Someone needs to direct the professor to the crowding-in effects from government investments. We see this in China's deflation and enormous trade surpluses. The crowding-out effects of government spending is the result of entropic spending. Not all government spending are the same.

Has the professor considered deflation has distorted consumption? Consumers are spending more but at lower prices? GDP is not a good measurement of the economy because it is too dependent on prices.

If the professor is concerned about public debt, is it really an issue? The borrowing cost is the lowest in the world. Local government revenues come from sales tax which can be resolved with a little bit of inflation or transfer the debt to the central government since it collects taxes. In the US, taxes are sent back to the local government instead of the central government assuming the debt. It's basically the same thing.

The debt debate is more about oranges and apple when comparing with the US. The US debt only includes the federal debt while China's debt includes both local and central government debts. If the US local debt and federal debt were added up together, it would be greater than China's debt.

钟建英's avatar

Is this guy Milton Friedman reincarnated?

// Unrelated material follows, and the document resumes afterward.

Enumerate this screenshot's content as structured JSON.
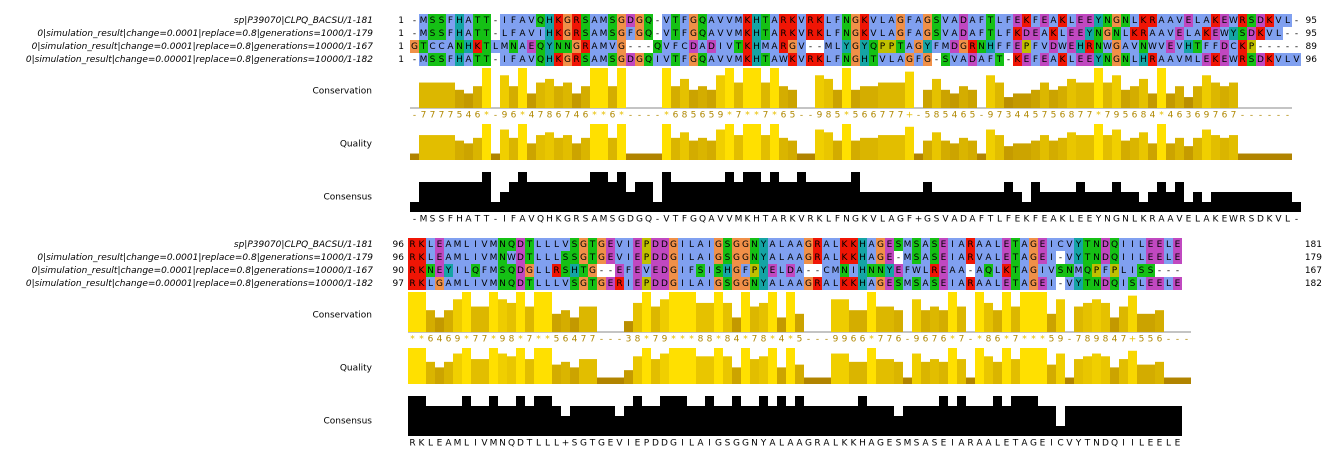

Dr Warwick Powell's avatar

This is a nonsensical argument. It assumes that consumption capacity falls from the sky. On the contrary, it only comes from earned income, which in turn only comes from investment (liquidity) in production. Consumption spend ontologically & logically follows investment demand. It’s not about “compensating” - wrong either / or frame. It is a circuit that originates from autonomous demand - investment and / or exports. Nothing mysterious. The rest follows. It is possible that net liquidity growth is ineffective in that its flows through the system are into non-productive channels, or channels that have limited impact on second round activities eg., too much into fictitious capital circuits.